Si le financement de la transition énergétique devient de plus en plus urgent, compte tenu de l’impact grandissant du réchauffement climatique, il est cependant nécessaire d’orienter davantage les capitaux internationaux vers des investissements favorables au bien-être collectif, en particulier dans la prise en compte des impacts environnementaux des investissements privés. Ces problématiques capitales pour l’avenir de la planète et des générations futures sont largement abordées dans les travaux de recherche de Christian Gollier, directeur de la Toulouse School of Economics (TSE). Dans son dernier ouvrage, Ethical Asset Valuation and the Good Society (Columbia University Press, paru en octobre 2017), il développe une approche scientifique atypique pour évaluer les décisions d’épargne et d’investissement, afin qu’elles soient au service de l’intérêt général. Dans cet entretien, il revient sur les principales recommandations qui découlent de ses travaux.
ILB : Dans votre essai paru en 2017, vous proposez une méthode à contre-courant de la théorie économique classique pour orienter les investissements dans des actifs à long terme conférant des bénéfices sociaux pour les générations futures. Quel est le point de départ de votre travail ?

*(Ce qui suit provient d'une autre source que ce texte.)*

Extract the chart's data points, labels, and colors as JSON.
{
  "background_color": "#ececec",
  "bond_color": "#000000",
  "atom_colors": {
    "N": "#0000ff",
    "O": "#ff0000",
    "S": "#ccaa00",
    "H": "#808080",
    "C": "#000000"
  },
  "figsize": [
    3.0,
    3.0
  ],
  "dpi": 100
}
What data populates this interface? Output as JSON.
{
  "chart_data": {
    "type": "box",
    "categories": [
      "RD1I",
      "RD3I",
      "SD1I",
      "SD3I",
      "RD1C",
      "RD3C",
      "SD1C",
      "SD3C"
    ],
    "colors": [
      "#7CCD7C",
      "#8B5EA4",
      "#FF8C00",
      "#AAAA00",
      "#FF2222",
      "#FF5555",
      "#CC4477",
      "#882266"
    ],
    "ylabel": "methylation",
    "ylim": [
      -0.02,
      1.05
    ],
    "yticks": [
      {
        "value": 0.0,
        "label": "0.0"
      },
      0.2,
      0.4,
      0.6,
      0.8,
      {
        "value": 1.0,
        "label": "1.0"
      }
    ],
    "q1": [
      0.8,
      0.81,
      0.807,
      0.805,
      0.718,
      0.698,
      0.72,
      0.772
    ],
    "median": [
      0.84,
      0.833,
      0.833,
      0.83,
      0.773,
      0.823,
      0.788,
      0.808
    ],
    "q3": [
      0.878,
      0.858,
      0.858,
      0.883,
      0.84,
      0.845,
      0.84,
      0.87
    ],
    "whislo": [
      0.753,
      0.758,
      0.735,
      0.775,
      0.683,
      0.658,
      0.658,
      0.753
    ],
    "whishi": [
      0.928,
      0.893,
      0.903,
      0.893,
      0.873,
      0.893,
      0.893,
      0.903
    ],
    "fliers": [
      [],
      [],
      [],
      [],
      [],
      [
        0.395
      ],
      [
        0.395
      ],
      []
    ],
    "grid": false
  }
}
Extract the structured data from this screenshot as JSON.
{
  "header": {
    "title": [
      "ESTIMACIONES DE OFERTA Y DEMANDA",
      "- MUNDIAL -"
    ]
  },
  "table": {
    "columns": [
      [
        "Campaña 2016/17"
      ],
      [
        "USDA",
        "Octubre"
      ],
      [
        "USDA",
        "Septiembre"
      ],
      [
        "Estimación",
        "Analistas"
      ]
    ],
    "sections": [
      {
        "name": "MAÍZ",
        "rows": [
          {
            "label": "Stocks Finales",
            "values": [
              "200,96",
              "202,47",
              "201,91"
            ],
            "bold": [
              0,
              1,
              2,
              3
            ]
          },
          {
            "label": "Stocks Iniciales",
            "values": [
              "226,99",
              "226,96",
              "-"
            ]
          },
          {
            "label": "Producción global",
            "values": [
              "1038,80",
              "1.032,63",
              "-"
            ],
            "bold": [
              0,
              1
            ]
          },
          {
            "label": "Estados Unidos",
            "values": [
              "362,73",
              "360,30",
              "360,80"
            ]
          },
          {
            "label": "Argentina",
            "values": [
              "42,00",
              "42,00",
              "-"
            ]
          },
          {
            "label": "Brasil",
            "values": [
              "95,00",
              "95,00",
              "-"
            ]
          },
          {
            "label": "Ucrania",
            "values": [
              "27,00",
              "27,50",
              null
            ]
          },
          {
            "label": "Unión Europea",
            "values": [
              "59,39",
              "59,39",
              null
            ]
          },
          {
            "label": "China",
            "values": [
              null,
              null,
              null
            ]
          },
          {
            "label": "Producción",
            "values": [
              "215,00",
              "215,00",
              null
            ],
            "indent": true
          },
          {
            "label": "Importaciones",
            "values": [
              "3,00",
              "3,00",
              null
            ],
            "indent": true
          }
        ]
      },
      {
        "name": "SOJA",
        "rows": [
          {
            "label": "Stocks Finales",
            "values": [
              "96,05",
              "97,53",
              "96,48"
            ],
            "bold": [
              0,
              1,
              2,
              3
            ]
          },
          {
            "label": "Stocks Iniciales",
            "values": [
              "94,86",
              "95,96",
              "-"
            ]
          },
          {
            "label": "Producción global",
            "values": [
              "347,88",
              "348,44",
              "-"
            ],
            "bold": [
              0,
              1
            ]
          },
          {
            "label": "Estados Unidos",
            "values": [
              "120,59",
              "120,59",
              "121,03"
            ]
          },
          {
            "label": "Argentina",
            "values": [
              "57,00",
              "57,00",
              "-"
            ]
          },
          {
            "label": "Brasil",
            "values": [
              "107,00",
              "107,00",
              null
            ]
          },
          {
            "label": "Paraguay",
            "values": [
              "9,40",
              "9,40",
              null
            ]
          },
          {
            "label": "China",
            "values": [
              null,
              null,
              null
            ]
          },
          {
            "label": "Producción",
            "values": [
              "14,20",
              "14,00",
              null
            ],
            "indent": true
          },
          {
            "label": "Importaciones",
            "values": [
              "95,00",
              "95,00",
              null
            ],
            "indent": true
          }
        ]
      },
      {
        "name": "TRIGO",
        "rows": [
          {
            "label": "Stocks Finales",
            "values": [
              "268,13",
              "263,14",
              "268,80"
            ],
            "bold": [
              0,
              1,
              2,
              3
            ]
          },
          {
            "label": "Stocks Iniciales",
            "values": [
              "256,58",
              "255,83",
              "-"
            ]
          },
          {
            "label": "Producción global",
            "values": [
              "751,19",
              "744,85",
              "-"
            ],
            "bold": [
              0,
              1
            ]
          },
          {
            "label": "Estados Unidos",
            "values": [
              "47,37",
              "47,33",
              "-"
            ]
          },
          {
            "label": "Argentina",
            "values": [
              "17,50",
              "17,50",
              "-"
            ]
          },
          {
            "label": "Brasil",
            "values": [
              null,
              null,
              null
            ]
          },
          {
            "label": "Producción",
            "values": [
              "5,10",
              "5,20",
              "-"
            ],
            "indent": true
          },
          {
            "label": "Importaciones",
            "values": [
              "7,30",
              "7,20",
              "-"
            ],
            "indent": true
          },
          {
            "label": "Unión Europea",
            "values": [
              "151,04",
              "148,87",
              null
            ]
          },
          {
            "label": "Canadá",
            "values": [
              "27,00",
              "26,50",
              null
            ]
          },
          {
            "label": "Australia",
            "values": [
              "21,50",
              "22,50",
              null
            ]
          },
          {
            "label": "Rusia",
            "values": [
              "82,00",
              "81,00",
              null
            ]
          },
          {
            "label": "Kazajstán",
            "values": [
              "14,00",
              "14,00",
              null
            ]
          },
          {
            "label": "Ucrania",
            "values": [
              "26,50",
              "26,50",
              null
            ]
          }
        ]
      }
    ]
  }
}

Christian Gollier : La finance a été très critiquée, ces dernières années, pour être la source de nombreux dysfonctionnements dont l’illustration la plus sévère a été la crise financière de 2008-2012. J’ai voulu émettre des réflexions, notamment à destination des investisseurs socialement responsables, pour à la fois mettre ces critiques en perspective et proposer une vision éthique de penser l’allocation du capital dans l’économie. Pour reprendre les choses à leur base, il faut rappeler que les entreprises ne font pas que des profits et ne font pas qu’employer de la main-d’œuvre, elles génèrent également des externalités à la fois positives et négatives qui sont communément appelées des performances extra-financières. Or, celles-ci devraient être prises en compte du point de vue de l’intérêt général dans les problématiques de valorisation des actifs, d’allocations de portefeuilles et d’investissements réels dans l’économie. Une des difficultés majeures de nos économies, depuis deux siècles, est l’allocation efficace du capital dans l’économie. Jusqu’ici, les marchés financiers ont été la meilleure réponse à cette question, mais elle n’est pas parfaite en termes d’efficacité et de compatibilité avec l’intérêt général.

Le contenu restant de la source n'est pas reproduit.